Nokia's developer network hacked - draegtun
http://www.bbc.co.uk/news/technology-14706810
======
reemrevnivek
The link to Nokia's statement is broken. The correct link is
<http://www.developer.nokia.com/Community/Discussion/>, which will probably
get taken down soon. It reads:

\------------------------------------------------

You may have seen reports or received an email from us regarding a recent
security breach on this developer.nokia.com/community discussion forum.

During our ongoing investigation of the incident we have discovered that a
database table containing developer forum members' email addresses has been
accessed, by exploiting a vulnerability in the bulletin board software that
allowed an SQL Injection attack. Initially we believed that only a small
number of these forum member records had been accessed, but further
investigation has identified that the number is significantly larger.

The database table records includes members’ email addresses and, for fewer
than 7% who chose to include them in their public profile, either birth dates,
homepage URL or usernames for AIM, ICQ, MSN, Skype or Yahoo. However, they do
not contain sensitive information such as passwords or credit card details and
so we do not believe the security of forum members’ accounts is at risk. Other
Nokia accounts are not affected.

We are not aware of any misuse of the accessed data, but we are communicating
with affected forum members, though we believe the only potential impact to
them may be unsolicited email. Nokia apologizes for this incident.

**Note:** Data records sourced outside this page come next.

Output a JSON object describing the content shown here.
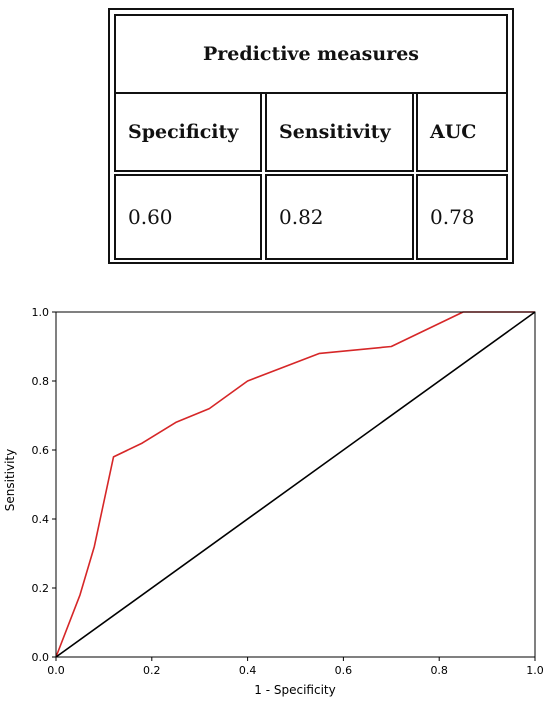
{
  "table": {
    "title": "Predictive measures",
    "headers": [
      "Specificity",
      "Sensitivity",
      "AUC"
    ],
    "values": [
      "0.60",
      "0.82",
      "0.78"
    ]
  },
  "chart_data": {
    "type": "line",
    "xlabel": "1 - Specificity",
    "ylabel": "Sensitivity",
    "xlim": [
      0,
      1
    ],
    "ylim": [
      0,
      1
    ],
    "xticks": [
      0.0,
      0.2,
      0.4,
      0.6,
      0.8,
      1.0
    ],
    "yticks": [
      0.0,
      0.2,
      0.4,
      0.6,
      0.8,
      1.0
    ],
    "xtick_labels": [
      "0.0",
      "0.2",
      "0.4",
      "0.6",
      "0.8",
      "1.0"
    ],
    "ytick_labels": [
      "0.0",
      "0.2",
      "0.4",
      "0.6",
      "0.8",
      "1.0"
    ],
    "grid": false,
    "series": [
      {
        "color": "#d62728",
        "x": [
          0.0,
          0.05,
          0.08,
          0.12,
          0.18,
          0.25,
          0.32,
          0.4,
          0.55,
          0.7,
          0.85,
          1.0
        ],
        "y": [
          0.0,
          0.18,
          0.32,
          0.58,
          0.62,
          0.68,
          0.72,
          0.8,
          0.88,
          0.9,
          1.0,
          1.0
        ]
      },
      {
        "color": "#000000",
        "x": [
          0.0,
          1.0
        ],
        "y": [
          0.0,
          1.0
        ]
      }
    ]
  }
}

Though the initial vulnerability was addressed immediately, we have now taken
the developer community website offline as a precautionary measure, while we
conduct further investigations and security assessments. We hope to get the
site back online as soon as possible and will post developments here in the
meantime.

If you have any questions on this, please contact Nokia.developer-discussions-
support@nokia.com.

The Nokia Developer website team.

\------------------------------------------------